Anche la simbolica Fontana delle 99 Cannelle, segno distintivo della città che, secondo la leggenda ricorderebbe le 99 parrocchie che unirono le proprie risorse per la fondazione de l’Aquila, nella realtà richiamerebbe la città di Gerusalemme che, ricordiamo, fu conquistata dai crociati nell’anno 1099 ed il numero 99 assume un significato ancora più eclatante se si pensa che 99,16 è il numero delle lunazioni che si verificano nel corso di 8 anni alla latitudine de l’Aquila; le coordinate della città sono latitudine 42″,21′ (la cui somma 4 + 2 + 2 + 1 = 9), longitudine 13″23′ (somma 1 + 3 + 2 + 3 = 9). Gerusalemme, invece, ha come numero 66, il valore numero corrispondente alla parola di Dio e l’Aquila, avendo il 99, altro non è che la versione occidentale della Città Santa.

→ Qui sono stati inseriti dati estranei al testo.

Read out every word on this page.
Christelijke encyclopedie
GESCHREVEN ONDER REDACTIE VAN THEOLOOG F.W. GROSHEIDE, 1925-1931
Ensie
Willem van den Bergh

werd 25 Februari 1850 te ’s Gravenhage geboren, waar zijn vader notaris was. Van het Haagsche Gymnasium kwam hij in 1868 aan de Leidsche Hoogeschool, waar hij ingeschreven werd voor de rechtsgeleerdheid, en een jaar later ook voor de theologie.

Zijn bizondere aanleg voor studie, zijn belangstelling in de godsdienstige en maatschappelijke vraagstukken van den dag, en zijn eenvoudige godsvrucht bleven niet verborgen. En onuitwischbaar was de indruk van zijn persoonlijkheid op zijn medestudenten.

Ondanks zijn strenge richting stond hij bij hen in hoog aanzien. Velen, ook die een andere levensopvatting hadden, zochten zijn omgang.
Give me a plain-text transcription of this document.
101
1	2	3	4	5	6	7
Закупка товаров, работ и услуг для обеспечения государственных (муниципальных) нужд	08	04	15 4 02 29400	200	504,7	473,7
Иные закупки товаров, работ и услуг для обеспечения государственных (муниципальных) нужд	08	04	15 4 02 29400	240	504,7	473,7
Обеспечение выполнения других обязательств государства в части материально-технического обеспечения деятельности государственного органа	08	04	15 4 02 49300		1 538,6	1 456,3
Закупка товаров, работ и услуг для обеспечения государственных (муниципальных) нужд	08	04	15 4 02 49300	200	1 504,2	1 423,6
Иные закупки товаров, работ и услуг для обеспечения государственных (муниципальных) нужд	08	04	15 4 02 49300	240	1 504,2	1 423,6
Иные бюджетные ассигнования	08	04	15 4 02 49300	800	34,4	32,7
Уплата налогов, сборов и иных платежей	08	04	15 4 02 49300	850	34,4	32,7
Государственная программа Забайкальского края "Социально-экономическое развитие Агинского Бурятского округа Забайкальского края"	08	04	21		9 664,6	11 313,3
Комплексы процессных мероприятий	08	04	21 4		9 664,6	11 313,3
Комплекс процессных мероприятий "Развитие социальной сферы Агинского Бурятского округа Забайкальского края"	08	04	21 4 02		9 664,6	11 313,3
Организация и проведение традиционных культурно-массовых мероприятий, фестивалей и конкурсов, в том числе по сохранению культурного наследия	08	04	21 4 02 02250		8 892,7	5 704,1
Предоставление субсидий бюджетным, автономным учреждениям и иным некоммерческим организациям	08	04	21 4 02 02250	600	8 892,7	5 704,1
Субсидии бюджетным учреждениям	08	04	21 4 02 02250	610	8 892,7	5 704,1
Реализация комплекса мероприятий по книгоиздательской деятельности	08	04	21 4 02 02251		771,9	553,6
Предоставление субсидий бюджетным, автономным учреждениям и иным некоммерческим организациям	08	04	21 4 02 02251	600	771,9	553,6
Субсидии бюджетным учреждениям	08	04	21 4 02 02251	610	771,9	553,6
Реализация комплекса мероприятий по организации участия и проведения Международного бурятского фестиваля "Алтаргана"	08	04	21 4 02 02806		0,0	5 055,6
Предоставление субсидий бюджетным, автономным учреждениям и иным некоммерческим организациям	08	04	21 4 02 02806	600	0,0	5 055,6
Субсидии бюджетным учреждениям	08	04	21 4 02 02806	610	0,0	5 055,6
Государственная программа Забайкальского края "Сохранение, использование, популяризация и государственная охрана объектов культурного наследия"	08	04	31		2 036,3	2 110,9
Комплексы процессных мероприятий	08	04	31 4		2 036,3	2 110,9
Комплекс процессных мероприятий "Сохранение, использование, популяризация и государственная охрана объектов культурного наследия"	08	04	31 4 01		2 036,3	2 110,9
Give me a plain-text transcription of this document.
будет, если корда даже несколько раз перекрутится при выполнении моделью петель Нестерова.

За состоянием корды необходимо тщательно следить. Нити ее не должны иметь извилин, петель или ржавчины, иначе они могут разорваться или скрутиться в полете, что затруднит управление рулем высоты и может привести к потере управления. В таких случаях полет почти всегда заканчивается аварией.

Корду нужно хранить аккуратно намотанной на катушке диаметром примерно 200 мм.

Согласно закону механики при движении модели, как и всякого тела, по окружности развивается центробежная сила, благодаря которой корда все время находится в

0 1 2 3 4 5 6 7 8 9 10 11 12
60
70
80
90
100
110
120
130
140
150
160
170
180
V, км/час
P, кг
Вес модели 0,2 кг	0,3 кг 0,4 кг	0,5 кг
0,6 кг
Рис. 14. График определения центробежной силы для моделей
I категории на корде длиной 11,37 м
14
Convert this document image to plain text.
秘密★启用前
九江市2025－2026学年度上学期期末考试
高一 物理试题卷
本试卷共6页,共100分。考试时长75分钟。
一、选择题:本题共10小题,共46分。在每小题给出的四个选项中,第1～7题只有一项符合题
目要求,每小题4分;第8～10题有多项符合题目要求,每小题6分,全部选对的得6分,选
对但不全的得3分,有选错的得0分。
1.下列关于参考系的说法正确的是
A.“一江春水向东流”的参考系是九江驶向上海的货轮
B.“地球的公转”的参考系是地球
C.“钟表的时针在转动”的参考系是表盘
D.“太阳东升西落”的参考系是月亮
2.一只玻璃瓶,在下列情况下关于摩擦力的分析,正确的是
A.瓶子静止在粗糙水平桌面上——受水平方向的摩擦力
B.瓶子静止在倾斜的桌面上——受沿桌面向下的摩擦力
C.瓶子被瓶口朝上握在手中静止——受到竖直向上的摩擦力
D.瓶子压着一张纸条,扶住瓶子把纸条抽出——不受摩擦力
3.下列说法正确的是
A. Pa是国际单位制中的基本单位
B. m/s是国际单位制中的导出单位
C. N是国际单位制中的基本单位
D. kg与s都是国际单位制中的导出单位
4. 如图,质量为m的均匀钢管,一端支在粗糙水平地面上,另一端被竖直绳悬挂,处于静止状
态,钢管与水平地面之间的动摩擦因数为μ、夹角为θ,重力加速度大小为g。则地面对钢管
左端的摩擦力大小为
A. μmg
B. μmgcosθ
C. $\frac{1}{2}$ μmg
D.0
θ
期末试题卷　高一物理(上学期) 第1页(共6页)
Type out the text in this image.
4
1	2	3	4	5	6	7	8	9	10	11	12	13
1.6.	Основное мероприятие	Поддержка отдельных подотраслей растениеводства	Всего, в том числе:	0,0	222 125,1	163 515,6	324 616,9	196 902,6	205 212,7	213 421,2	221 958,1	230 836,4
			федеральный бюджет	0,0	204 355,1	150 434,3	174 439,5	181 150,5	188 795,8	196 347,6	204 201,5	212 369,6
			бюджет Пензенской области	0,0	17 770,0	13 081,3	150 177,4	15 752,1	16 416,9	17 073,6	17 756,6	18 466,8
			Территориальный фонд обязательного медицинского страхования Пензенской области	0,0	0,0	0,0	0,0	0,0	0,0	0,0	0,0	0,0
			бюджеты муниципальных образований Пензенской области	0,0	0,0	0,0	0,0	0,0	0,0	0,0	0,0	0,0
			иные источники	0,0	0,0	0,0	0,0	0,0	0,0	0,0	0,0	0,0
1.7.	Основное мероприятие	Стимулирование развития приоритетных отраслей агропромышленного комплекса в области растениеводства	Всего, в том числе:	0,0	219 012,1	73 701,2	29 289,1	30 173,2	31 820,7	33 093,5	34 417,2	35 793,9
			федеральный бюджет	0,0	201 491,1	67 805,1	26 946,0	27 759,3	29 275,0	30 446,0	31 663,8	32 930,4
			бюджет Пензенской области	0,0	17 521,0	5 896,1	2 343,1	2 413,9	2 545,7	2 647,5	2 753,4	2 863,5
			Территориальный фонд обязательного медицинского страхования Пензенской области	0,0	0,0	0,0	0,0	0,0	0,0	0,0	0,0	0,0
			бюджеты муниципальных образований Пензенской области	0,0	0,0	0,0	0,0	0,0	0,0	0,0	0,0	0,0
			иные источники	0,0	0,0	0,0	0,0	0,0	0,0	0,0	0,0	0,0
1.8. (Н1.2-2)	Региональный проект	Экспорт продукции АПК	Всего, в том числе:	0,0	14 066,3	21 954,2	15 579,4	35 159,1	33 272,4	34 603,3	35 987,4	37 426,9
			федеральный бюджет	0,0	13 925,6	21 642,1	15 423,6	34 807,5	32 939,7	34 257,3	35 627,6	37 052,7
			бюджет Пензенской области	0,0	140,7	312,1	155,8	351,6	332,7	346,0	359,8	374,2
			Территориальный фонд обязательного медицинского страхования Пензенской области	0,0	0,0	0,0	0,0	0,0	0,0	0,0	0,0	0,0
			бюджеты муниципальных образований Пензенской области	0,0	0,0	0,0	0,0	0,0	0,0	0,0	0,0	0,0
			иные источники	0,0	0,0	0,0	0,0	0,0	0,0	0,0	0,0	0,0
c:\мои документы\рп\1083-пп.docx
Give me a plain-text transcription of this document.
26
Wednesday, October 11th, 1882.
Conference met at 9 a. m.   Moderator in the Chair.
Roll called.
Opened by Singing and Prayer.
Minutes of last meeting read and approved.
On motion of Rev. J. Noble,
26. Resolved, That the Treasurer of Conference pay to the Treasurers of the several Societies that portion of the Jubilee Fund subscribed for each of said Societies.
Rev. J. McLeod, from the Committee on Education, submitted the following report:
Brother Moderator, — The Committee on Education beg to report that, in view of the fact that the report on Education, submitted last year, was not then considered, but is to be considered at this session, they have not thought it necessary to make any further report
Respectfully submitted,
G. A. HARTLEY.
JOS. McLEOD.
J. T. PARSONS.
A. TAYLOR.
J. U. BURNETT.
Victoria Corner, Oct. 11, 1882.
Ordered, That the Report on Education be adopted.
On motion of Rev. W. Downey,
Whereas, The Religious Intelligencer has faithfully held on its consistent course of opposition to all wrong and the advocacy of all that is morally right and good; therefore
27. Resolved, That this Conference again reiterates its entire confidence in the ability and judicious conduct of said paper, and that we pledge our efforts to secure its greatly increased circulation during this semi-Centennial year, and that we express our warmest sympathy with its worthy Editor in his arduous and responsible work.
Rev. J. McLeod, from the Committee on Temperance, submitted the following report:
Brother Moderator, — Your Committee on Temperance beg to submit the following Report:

Se teniamo conto di questo immaginiamo che effetto dovette sortire nella popolazione il primo e più celebre adventus aquilano: quello cioè di Pietro da Morrone, che nel luglio 1294, rifacendosi all’esempio del Signore, fece il suo ingresso a l’Aquila a dorso d’asino accompagnato da una gran folla, compiendo un gesto che di fatto conferiva alla giovane città, ancora in via di ricostruzione, il rango di una nuova Gerusalemme.
Una città, quella de l’Aquila che, sempre secondo il Crispomonti, ai tempi antichi in cui era in Amiterno la sua origine, vedeva i propri cittadini usare “la lingua ebrea, avanti la confusione delle lingue, poscia ebbero in uso la toscana, detta Saga, e appressovi servirono della latina”
Però, miracolo per miracolo, e sbalordimento per sbalordimento, c’è da sperare che una volta per tutte avvenga la grazia più grande, cioè la fine delle ostilità in Palestina e la pace per tutti gli uomini di questa umanità sofferente.